With rising anxiety, and a rash that she attributed to her illness, Ms. Martinez walked into a clinic last week run by Puentes de Salud, a nonprofit group of doctors, nurses and medical students that provides primary care to Philadelphia’s undocumented, uninsured and impoverished Latino immigrants.
In a consulting room provided by the University of Pennsylvania’s medical school, Ms. Martinez, 38, who is from Honduras, was examined, given a flu shot and advised on how to navigate the health system by Spanish-speaking volunteer doctors and nurses who run the clinic two evenings a week.

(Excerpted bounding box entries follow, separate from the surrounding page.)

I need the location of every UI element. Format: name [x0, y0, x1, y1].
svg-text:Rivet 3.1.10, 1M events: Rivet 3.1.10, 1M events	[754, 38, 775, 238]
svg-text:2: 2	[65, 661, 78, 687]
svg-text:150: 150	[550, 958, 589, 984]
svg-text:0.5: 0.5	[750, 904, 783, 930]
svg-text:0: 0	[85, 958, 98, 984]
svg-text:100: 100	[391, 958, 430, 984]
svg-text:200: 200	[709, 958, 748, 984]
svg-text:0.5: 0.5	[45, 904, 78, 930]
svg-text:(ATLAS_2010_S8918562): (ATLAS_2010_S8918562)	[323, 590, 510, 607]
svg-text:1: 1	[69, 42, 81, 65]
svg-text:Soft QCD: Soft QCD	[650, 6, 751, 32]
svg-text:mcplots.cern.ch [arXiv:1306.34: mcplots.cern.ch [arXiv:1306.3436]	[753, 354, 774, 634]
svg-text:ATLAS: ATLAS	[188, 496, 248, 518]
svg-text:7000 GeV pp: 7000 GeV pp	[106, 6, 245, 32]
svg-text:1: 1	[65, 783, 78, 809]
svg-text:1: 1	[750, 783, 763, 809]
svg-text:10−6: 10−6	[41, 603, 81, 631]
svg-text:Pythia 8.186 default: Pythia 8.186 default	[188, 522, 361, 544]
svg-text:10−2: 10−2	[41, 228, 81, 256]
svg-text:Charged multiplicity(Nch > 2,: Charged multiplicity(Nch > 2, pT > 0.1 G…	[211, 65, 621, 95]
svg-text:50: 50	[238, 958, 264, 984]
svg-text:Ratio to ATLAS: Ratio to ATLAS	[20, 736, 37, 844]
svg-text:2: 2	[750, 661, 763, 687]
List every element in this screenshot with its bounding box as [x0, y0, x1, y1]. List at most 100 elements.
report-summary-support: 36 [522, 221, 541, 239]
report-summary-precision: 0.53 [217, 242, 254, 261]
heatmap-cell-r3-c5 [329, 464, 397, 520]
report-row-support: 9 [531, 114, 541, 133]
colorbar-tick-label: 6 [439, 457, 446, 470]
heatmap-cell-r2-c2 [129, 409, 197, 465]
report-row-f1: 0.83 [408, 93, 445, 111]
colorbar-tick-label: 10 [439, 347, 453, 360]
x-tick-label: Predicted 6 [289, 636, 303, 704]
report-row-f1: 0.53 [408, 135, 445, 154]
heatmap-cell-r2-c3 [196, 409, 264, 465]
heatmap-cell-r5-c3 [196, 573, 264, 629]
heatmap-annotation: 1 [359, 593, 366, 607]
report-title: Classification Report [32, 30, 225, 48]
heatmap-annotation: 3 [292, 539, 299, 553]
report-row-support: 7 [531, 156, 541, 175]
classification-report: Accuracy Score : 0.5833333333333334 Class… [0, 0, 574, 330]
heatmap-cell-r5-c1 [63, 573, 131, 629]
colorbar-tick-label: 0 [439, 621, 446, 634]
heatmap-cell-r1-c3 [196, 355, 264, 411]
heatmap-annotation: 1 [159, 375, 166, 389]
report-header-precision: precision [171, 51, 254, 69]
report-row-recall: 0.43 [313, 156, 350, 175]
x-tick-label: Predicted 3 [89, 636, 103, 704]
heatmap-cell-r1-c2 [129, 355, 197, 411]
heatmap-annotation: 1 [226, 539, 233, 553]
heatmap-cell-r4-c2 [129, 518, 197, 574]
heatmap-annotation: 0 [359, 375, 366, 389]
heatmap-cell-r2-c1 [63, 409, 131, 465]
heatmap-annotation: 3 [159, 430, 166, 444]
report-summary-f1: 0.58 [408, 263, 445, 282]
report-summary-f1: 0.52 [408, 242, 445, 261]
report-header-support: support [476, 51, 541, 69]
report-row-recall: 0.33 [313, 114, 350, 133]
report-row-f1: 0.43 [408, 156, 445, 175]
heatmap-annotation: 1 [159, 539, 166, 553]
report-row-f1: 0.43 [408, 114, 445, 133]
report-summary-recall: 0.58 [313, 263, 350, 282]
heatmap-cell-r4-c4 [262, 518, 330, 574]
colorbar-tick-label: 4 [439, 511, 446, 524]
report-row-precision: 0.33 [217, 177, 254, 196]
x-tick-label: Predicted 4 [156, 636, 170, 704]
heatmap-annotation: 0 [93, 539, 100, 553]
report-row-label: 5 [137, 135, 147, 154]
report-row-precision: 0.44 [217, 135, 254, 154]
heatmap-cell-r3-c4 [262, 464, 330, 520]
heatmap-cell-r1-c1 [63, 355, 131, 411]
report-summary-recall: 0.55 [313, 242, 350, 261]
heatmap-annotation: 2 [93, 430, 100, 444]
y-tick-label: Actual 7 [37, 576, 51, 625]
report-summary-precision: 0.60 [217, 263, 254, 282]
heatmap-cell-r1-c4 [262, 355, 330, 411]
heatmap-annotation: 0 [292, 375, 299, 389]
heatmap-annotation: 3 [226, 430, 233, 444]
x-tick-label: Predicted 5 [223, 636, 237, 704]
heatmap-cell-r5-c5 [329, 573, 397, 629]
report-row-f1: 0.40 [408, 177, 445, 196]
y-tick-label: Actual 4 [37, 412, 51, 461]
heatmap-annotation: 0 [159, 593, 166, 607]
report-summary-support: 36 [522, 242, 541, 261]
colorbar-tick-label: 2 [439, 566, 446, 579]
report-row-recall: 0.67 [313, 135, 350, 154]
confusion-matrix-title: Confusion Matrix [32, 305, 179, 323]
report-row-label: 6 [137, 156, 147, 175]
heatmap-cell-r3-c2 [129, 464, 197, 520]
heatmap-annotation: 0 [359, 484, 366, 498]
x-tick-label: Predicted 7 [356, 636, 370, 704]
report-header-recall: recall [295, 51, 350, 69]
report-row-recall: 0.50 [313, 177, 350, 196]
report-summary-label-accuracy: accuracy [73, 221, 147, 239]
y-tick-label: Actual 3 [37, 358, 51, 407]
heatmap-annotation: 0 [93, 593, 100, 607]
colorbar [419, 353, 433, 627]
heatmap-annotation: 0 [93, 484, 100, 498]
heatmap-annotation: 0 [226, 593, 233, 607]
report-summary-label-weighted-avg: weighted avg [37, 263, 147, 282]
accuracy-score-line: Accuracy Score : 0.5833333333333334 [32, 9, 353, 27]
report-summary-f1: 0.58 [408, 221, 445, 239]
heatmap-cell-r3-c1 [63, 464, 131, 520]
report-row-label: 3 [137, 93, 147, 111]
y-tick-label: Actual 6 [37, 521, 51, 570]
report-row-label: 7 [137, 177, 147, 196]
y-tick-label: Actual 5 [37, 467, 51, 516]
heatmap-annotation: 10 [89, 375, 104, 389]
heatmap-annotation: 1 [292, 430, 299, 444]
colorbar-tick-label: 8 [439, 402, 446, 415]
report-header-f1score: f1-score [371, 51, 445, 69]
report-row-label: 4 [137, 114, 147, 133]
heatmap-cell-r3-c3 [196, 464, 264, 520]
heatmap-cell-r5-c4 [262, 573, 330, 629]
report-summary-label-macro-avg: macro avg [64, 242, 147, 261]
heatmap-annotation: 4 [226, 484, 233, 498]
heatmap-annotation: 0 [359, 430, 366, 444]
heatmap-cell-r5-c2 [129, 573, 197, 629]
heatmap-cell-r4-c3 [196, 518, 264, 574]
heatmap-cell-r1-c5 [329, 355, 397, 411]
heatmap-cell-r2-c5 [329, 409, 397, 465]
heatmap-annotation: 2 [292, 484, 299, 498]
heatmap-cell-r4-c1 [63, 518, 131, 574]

Puentes de Salud, which in English means “bridges of health,” was founded to provide low-cost but quality health care and social services to the growing Latino population in South Philadelphia and began treating patients in 2006. A co-founder, Dr. Steve Larson, said the organization distinguished itself from other community-health groups by addressing the underlying causes of illness, like poor nutrition, illiteracy or urban violence.
“It’s not about me writing prescriptions,” said Dr. Larson, 53, a professor of emergency medicine at the University of Pennsylvania who said he began to develop his approach to community medicine while working in rural Nicaragua in the early 1990s. “This is an underground health system.”
While Puentes operates openly in partnership with community organizations, hospitals, universities and governmental institutions, many of the patients — like Ms. Martinez — live in fear of immigration officials.
The new federal health care law does not provide assistance to illegal immigrants, who are generally ineligible for Medicaid, cannot get federal subsidies for private insurance and cannot use the new insurance exchanges to buy unsubsidized insurance with their own money.
Under the federal Affordable Care Act, such immigrants are exempt from the requirement to have insurance. They remain eligible for certain types of emergency care under Medicaid if they have low incomes and meet other criteria, and they may receive care from free and charitable clinics in some places.